Czyżbyśmy królów i władców nie zaliczali do grona osób kulturalnych? 
Lepiej więc nazywać gorzką prawdę po imieniu i przyznać się ze skruchą (tak jak ewangeliczny celnik) do własnej słabości w uleganiu pokusie alkoholowej, niż unosić się pychą, fałszować rzeczywistość i po faryzejsku usprawiedliwiać swój grzech nieopanowania pożądliwości alkoholowej przez tuszowanie go zasłoną postawy kulturalnej.

Przecież nawet uznając picie alkoholu za rzecz dobrą (a nie tylko dopuszczalną) możemy wszakże odmówić go sobie (tak jak na przykład odmawiamy sobie spożywania pokarmów mięsnych w piątki) ze względu na dobro społeczne – aby dodać otuchy wątpiącym w możliwość wytrzymania bez picia alkoholu, a zwłaszcza, by dobrowolnie i bezinteresownie podjąć zadośćuczynienie za zniewagi wyrządzone Bogu przez osoby nadużywające alkoholu.
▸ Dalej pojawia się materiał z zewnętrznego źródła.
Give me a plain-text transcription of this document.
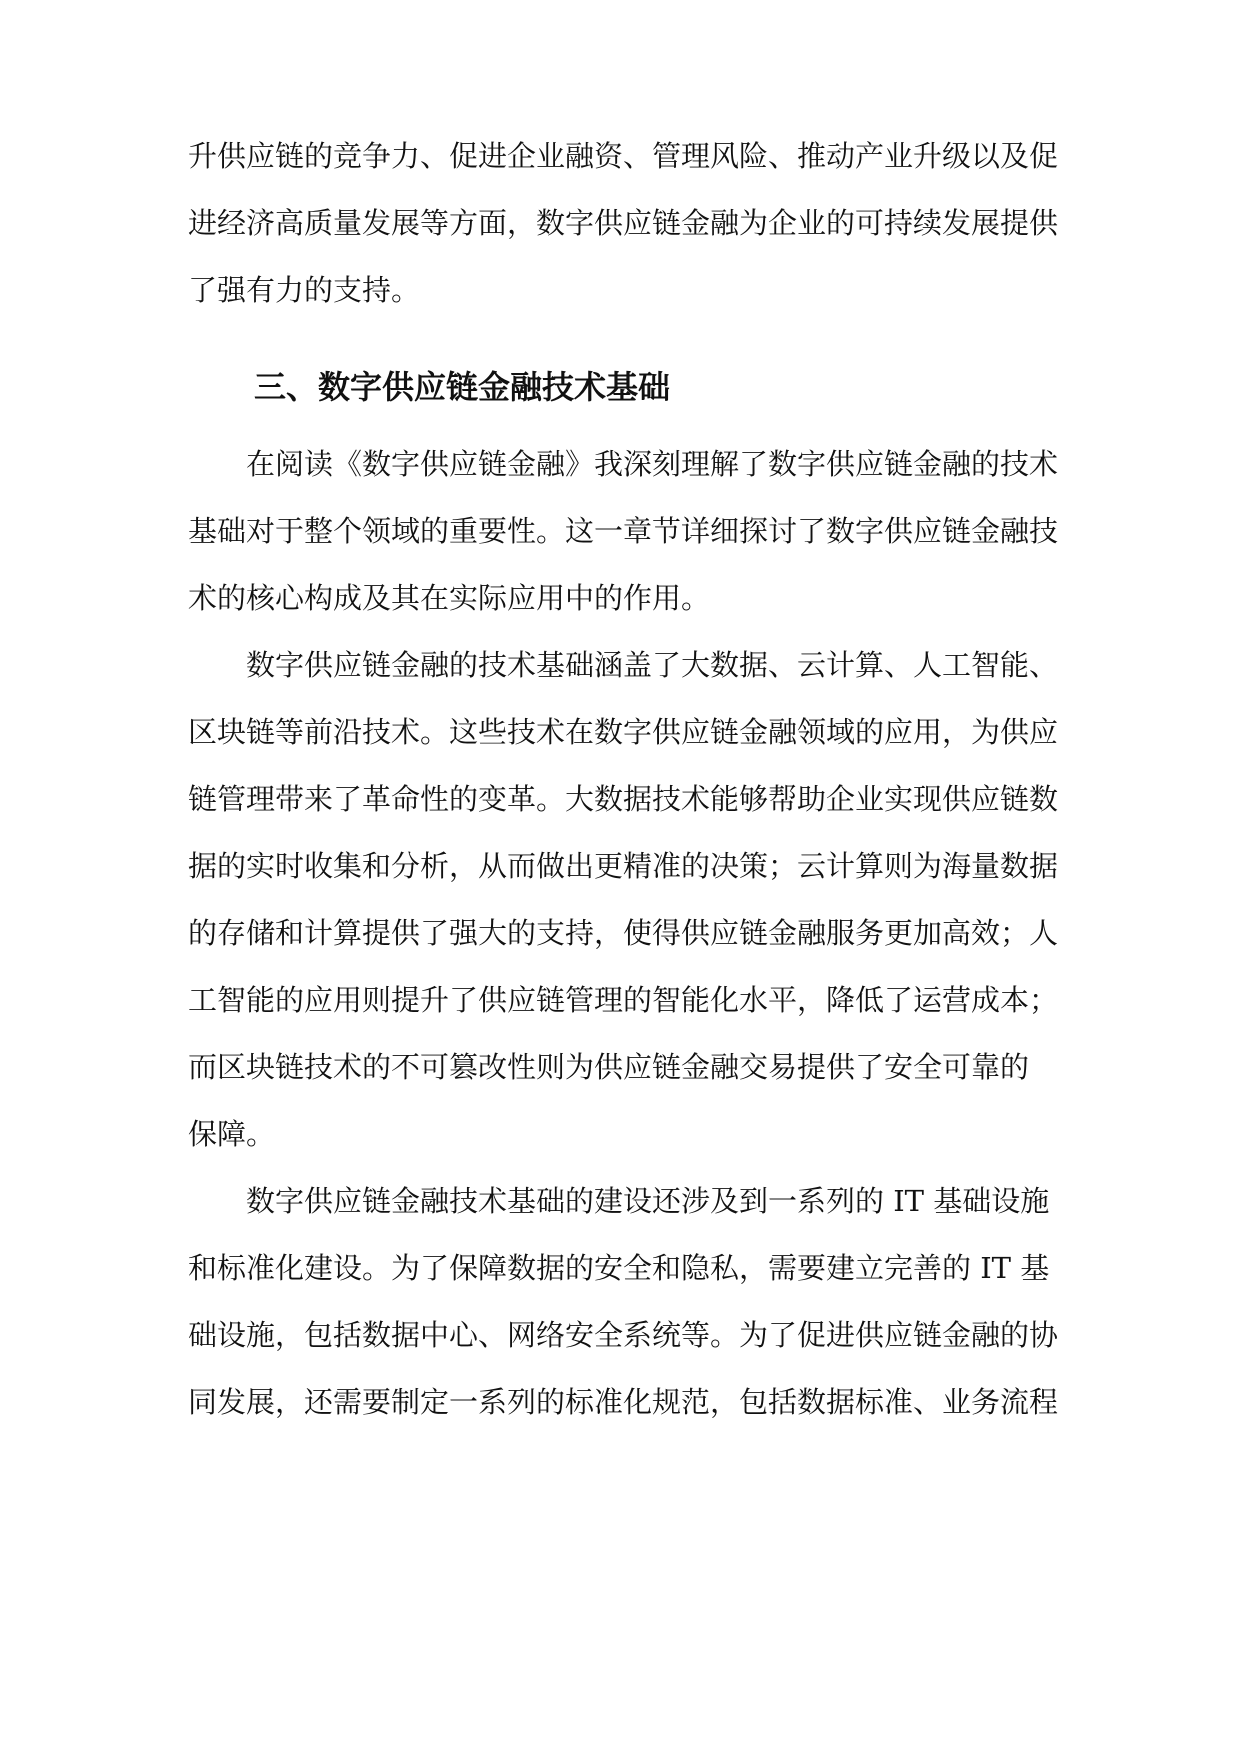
升供应链的竞争力、促进企业融资、管理风险、推动产业升级以及促
进经济高质量发展等方面，数字供应链金融为企业的可持续发展提供
了强有力的支持。
三、数字供应链金融技术基础
在阅读《数字供应链金融》我深刻理解了数字供应链金融的技术
基础对于整个领域的重要性。这一章节详细探讨了数字供应链金融技
术的核心构成及其在实际应用中的作用。
数字供应链金融的技术基础涵盖了大数据、云计算、人工智能、
区块链等前沿技术。这些技术在数字供应链金融领域的应用，为供应
链管理带来了革命性的变革。大数据技术能够帮助企业实现供应链数
据的实时收集和分析，从而做出更精准的决策；云计算则为海量数据
的存储和计算提供了强大的支持，使得供应链金融服务更加高效；人
工智能的应用则提升了供应链管理的智能化水平，降低了运营成本；
而区块链技术的不可篡改性则为供应链金融交易提供了安全可靠的
保障。
数字供应链金融技术基础的建设还涉及到一系列的 IT 基础设施
和标准化建设。为了保障数据的安全和隐私，需要建立完善的 IT 基
础设施，包括数据中心、网络安全系统等。为了促进供应链金融的协
同发展，还需要制定一系列的标准化规范，包括数据标准、业务流程
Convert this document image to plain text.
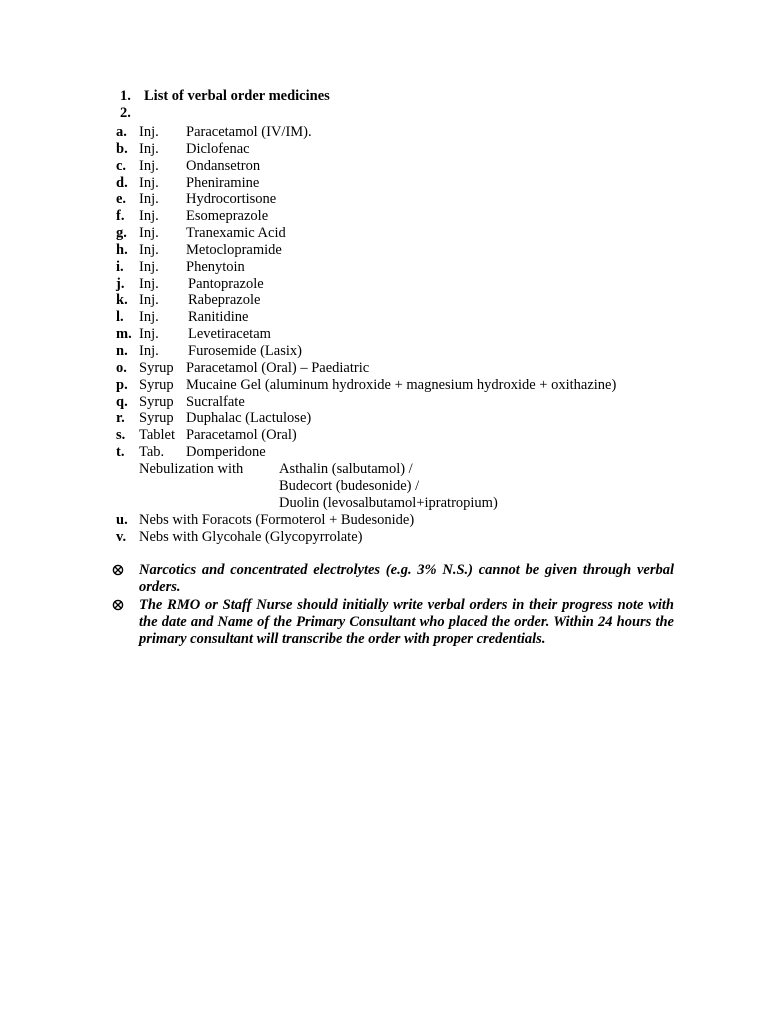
1. List of verbal order medicines
2.
a. Inj. Paracetamol (IV/IM).
b. Inj. Diclofenac
c. Inj. Ondansetron
d. Inj. Pheniramine
e. Inj. Hydrocortisone
f. Inj. Esomeprazole
g. Inj. Tranexamic Acid
h. Inj. Metoclopramide
i. Inj. Phenytoin
j. Inj. Pantoprazole
k. Inj. Rabeprazole
l. Inj. Ranitidine
m. Inj. Levetiracetam
n. Inj. Furosemide (Lasix)
o. Syrup Paracetamol (Oral) – Paediatric
p. Syrup Mucaine Gel (aluminum hydroxide + magnesium hydroxide + oxithazine)
q. Syrup Sucralfate
r. Syrup Duphalac (Lactulose)
s. Tablet Paracetamol (Oral)
t. Tab. Domperidone
Nebulization with Asthalin (salbutamol) /
Budecort (budesonide) /
Duolin (levosalbutamol+ipratropium)
u. Nebs with Foracots (Formoterol + Budesonide)
v. Nebs with Glycohale (Glycopyrrolate)
Narcotics and concentrated electrolytes (e.g. 3% N.S.) cannot be given through verbal orders.
The RMO or Staff Nurse should initially write verbal orders in their progress note with the date and Name of the Primary Consultant who placed the order. Within 24 hours the primary consultant will transcribe the order with proper credentials.
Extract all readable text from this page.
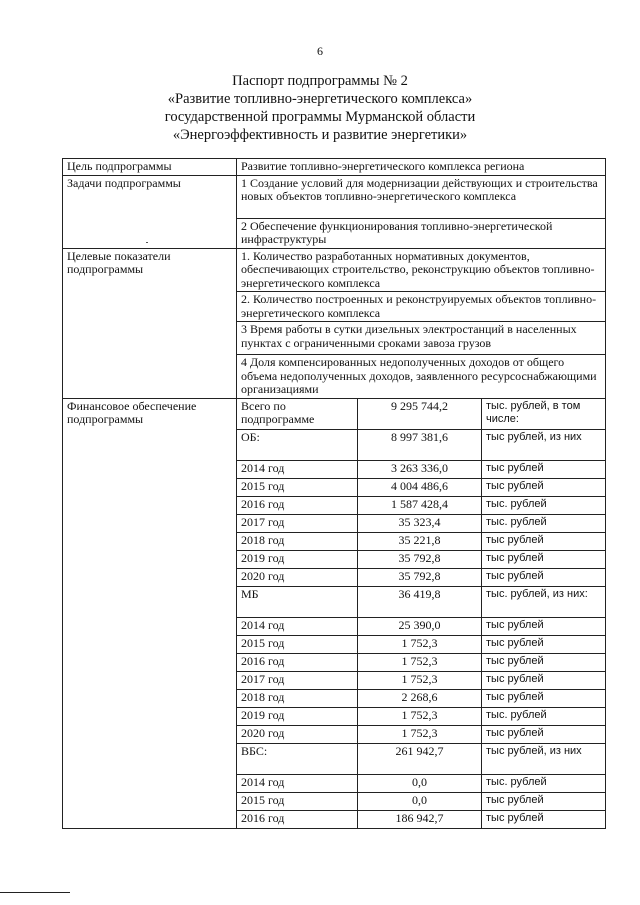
6
Паспорт подпрограммы № 2
«Развитие топливно-энергетического комплекса»
государственной программы Мурманской области
«Энергоэффективность и развитие энергетики»
Цель подпрограммы	Развитие топливно-энергетического комплекса региона		
Задачи подпрограммы	1 Создание условий для модернизации действующих и строительства новых объектов топливно-энергетического комплекса		
	2 Обеспечение функционирования топливно-энергетической инфраструктуры		
Целевые показатели подпрограммы	1. Количество разработанных нормативных документов, обеспечивающих строительство, реконструкцию объектов топливно-энергетического комплекса		
	2. Количество построенных и реконструируемых объектов топливно-энергетического комплекса		
	3 Время работы в сутки дизельных электростанций в населенных пунктах с ограниченными сроками завоза грузов		
	4 Доля компенсированных недополученных доходов от общего объема недополученных доходов, заявленного ресурсоснабжающими организациями		
Финансовое обеспечение подпрограммы	Всего по подпрограмме	9 295 744,2	тыс. рублей, в том числе:
	ОБ:	8 997 381,6	тыс рублей, из них
	2014 год	3 263 336,0	тыс рублей
	2015 год	4 004 486,6	тыс рублей
	2016 год	1 587 428,4	тыс. рублей
	2017 год	35 323,4	тыс. рублей
	2018 год	35 221,8	тыс рублей
	2019 год	35 792,8	тыс рублей
	2020 год	35 792,8	тыс рублей
	МБ	36 419,8	тыс. рублей, из них:
	2014 год	25 390,0	тыс рублей
	2015 год	1 752,3	тыс рублей
	2016 год	1 752,3	тыс рублей
	2017 год	1 752,3	тыс рублей
	2018 год	2 268,6	тыс рублей
	2019 год	1 752,3	тыс. рублей
	2020 год	1 752,3	тыс рублей
	ВБС:	261 942,7	тыс рублей, из них
	2014 год	0,0	тыс. рублей
	2015 год	0,0	тыс рублей
	2016 год	186 942,7	тыс рублей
Jeżeli zaś ogarnia nas lęk przed nieprzychylną opinią najbliższego otoczenia, przed zniewalającą groźbą ośmieszenia naszej zdecydowanej postawy abstynenckiej, przed zgryźliwymi podejrzeniami o brak autentycznej kultury, to przypominajmy sobie zawsze, podtrzymujące nas na duchu, słowa Chrystusowe (często przywoływane na pamięć przez Jana Pawła II): Nie lękajcie się, odwagi! Oto ja jestem z wami (Mk 6, 50). – Korzystając z Jego miłosiernej pomocy pokonamy wszelkie przeciwności – nie tylko te, które stwarzają nam złośliwie zwolennicy fałszywie rozumianej kultury.